The trestle is located a few miles northeast of Bloomfield, Indiana in Greene County. It is on County Road 480 East about about a half mile south of County Road 390 North (also called "Tulip Road").
Tulip Trestle on Google Map
The Tulip Trestle was built for the Indianapolis-Southern Railroad. Clearing of the land started in the middle of 1905 and erection of the steel towers started in September of 1906. The steel was fabricated by the American Bridge Company and erected by the Strobel Steel Construction Company, which finished the job in late November. The tracks were then laid on the trestle, which was opened to rail traffic on December 21, 1906.
When the trestle was being built, rumors flew in the local community that "A man a day" would be killed.

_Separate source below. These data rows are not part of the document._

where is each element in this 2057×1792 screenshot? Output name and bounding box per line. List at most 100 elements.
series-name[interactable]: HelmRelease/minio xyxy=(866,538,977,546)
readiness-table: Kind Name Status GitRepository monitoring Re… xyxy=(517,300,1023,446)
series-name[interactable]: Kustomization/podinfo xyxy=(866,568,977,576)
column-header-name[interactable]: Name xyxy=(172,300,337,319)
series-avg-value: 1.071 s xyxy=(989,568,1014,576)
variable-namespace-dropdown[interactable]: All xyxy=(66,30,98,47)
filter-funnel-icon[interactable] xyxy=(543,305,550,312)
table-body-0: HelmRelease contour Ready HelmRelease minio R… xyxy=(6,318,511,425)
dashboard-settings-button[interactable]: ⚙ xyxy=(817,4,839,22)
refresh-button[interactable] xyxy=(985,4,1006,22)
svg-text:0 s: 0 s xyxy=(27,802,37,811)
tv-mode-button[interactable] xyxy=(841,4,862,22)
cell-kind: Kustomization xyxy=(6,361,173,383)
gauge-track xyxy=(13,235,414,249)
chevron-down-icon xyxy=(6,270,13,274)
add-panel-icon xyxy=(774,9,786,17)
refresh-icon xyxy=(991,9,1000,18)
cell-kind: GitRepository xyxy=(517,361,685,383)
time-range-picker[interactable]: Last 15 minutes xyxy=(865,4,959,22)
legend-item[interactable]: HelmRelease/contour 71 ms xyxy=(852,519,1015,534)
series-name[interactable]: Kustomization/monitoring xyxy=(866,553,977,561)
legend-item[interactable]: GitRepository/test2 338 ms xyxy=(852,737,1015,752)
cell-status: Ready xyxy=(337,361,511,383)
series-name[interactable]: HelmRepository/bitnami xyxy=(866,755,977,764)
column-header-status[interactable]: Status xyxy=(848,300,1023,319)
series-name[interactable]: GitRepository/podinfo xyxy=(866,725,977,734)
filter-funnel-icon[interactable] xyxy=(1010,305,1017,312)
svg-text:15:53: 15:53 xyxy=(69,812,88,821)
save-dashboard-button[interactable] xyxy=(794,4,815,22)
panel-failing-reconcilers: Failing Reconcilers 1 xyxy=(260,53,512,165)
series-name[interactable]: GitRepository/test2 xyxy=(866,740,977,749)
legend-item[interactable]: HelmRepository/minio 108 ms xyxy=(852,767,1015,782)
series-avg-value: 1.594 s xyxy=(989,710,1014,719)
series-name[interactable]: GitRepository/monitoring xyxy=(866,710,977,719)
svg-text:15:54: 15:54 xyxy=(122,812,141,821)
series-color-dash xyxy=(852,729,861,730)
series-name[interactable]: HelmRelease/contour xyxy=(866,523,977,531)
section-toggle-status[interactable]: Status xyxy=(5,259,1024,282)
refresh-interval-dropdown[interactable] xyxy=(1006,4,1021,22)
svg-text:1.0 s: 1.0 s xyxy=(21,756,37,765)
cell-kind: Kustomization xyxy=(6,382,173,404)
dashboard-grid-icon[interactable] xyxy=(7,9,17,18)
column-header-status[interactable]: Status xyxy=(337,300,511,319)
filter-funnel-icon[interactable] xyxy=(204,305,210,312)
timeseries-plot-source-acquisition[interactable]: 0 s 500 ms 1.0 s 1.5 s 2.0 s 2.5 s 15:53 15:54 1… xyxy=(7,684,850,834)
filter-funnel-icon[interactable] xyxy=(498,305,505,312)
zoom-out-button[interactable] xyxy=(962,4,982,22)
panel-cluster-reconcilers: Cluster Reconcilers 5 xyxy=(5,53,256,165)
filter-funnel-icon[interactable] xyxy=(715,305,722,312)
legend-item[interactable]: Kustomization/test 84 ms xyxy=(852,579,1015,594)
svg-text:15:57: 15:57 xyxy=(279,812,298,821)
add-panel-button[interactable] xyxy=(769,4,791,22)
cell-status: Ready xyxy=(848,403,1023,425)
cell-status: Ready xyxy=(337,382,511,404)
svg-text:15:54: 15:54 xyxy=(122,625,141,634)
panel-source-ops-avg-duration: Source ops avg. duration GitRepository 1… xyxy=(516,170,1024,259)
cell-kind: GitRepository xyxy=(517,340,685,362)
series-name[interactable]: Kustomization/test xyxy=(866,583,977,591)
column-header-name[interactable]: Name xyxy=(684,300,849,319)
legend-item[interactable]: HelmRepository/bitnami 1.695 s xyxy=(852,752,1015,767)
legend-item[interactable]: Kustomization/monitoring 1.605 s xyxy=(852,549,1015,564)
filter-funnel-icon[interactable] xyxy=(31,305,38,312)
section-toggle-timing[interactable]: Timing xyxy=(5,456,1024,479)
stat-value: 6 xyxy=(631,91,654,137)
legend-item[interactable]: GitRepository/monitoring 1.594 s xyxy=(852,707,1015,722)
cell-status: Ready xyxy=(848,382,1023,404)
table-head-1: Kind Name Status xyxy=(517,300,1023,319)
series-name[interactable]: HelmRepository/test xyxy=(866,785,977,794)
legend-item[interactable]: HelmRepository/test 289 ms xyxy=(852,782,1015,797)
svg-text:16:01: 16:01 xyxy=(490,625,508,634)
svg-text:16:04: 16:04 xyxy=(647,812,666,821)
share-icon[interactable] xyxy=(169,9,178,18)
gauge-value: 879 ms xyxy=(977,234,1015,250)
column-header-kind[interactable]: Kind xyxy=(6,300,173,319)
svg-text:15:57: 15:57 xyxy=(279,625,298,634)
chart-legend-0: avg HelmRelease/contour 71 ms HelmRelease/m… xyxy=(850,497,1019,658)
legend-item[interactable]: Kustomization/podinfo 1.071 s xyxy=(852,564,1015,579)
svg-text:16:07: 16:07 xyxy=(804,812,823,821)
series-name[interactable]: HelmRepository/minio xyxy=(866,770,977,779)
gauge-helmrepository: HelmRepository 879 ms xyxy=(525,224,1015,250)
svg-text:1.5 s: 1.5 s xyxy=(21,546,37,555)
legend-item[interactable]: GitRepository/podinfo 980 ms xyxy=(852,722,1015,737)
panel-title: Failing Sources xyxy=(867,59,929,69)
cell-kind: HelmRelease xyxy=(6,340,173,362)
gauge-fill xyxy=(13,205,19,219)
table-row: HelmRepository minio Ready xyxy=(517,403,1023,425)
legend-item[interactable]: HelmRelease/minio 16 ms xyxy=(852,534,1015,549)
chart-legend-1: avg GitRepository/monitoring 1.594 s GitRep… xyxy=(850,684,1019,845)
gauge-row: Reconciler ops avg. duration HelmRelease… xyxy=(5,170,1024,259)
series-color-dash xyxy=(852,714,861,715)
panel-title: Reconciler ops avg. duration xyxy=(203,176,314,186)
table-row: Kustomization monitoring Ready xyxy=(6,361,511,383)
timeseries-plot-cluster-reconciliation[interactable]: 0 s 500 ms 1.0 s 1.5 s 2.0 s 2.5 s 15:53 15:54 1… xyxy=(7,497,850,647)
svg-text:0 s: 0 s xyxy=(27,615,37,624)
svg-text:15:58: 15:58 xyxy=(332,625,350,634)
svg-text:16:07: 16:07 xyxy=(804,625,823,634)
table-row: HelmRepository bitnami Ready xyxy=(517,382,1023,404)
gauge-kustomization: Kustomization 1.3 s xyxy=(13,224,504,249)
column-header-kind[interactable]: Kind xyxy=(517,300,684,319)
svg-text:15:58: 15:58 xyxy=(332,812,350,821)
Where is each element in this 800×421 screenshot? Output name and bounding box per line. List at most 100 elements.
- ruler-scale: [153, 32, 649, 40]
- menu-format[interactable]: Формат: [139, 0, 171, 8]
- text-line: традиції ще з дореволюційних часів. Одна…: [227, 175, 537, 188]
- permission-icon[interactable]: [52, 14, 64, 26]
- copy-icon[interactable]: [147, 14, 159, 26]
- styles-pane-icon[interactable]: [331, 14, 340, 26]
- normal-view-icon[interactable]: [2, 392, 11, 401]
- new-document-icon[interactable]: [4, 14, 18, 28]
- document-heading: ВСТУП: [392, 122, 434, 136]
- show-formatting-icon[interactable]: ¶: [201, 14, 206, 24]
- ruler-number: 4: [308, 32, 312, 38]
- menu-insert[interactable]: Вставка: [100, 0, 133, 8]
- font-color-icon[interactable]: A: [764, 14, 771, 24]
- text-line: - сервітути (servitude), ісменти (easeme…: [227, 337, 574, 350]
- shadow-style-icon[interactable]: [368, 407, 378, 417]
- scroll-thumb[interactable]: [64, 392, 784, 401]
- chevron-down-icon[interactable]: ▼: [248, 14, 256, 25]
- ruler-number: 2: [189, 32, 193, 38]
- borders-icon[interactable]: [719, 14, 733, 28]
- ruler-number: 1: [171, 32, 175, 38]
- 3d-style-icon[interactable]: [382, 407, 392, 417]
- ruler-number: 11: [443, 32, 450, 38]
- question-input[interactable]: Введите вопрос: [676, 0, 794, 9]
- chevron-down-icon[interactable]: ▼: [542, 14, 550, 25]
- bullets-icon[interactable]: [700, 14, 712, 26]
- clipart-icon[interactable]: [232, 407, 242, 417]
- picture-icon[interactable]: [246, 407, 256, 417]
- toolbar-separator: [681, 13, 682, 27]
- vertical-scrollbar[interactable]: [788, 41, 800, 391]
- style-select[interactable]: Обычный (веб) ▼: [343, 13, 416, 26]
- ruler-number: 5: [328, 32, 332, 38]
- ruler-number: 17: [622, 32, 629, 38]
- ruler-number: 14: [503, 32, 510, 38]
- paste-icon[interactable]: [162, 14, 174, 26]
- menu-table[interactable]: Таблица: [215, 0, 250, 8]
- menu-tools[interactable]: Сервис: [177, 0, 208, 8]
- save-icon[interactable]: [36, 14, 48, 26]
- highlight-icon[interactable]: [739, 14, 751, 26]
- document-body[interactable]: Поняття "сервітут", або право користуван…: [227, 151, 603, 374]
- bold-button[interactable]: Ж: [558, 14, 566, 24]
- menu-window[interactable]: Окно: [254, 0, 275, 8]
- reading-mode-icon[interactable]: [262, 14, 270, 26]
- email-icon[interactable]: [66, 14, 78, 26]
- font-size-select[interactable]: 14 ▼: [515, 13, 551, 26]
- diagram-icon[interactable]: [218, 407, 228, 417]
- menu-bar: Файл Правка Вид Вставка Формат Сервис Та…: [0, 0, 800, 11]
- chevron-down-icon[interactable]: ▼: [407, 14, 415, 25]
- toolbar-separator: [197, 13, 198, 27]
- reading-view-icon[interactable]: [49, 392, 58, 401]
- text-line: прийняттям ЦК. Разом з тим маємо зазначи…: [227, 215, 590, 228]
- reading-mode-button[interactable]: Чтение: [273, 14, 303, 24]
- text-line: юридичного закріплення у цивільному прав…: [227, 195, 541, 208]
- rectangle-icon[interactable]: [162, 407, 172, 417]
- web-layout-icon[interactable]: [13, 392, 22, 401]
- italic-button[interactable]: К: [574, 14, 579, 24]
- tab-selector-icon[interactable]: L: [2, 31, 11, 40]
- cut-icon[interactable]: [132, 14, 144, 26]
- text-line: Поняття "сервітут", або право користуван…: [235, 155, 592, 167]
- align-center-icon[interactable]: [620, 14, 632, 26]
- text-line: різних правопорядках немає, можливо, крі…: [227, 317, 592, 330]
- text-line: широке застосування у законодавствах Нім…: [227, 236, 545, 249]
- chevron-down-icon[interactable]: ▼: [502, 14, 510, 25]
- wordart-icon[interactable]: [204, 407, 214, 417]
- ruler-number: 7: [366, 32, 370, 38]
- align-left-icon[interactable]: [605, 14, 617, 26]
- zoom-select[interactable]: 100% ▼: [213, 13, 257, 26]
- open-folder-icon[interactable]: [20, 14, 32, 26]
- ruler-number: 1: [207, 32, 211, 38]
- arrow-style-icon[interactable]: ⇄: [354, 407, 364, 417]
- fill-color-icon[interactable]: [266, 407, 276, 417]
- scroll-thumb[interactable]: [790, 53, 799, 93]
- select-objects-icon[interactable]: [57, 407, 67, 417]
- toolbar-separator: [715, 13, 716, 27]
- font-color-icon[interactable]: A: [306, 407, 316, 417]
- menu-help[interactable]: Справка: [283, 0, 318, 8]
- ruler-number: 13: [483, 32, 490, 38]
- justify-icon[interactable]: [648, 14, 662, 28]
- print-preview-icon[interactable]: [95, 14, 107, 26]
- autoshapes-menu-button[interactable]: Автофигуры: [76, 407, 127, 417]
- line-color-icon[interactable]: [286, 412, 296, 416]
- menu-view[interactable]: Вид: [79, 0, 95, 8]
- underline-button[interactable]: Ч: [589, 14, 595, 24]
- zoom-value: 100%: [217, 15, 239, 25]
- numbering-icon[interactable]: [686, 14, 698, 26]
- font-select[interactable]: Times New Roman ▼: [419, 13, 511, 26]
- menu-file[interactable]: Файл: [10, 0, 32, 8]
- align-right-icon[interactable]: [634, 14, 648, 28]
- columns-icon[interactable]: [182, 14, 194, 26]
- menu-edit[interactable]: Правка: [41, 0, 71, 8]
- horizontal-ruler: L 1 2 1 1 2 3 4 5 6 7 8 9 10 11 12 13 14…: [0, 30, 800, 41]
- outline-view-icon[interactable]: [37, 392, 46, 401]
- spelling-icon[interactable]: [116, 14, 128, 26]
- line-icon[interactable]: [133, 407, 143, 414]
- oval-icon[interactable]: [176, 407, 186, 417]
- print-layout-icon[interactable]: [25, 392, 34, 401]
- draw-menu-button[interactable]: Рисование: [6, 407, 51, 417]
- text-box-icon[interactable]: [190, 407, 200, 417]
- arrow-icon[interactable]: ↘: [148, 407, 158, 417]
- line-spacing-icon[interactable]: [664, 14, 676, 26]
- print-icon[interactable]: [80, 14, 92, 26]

Much of the work was performed by Italian immigrants. Common laborers earned 13 cents per hour, while those erecting the steel towers were paid 30 cents an hour. The total cost for the trestle was about a quarter million dollars, or about 20 million dollars in today's money.
The Tulip Trestle became property of the Illinois Central Railroad when it purchased the Indianapolis-Southern Railroad in 1911. In 1986, the line was purchased by Indiana Rail Road, a regional railroad operator with about 500 miles of track. It continues to run trains across the Tulip Trestle, including its Santa Train, which celebrated its 25th season in 2014.
On a night before trains had radios to allow the engineer to communicate with the guys in the caboose, a train stopped on the trestle. It was the job of the flagman in the caboose to set out a red lantern, so any train approaching from the rear would know that a train was stopped on the tracks. Not realizing where he was, the flagman was preparing to jump off the caboose. He flipped his cigarette to the ground, which he thought was at the level of the tracks. As it continued to fall, he quickly realized where he was, saving his life.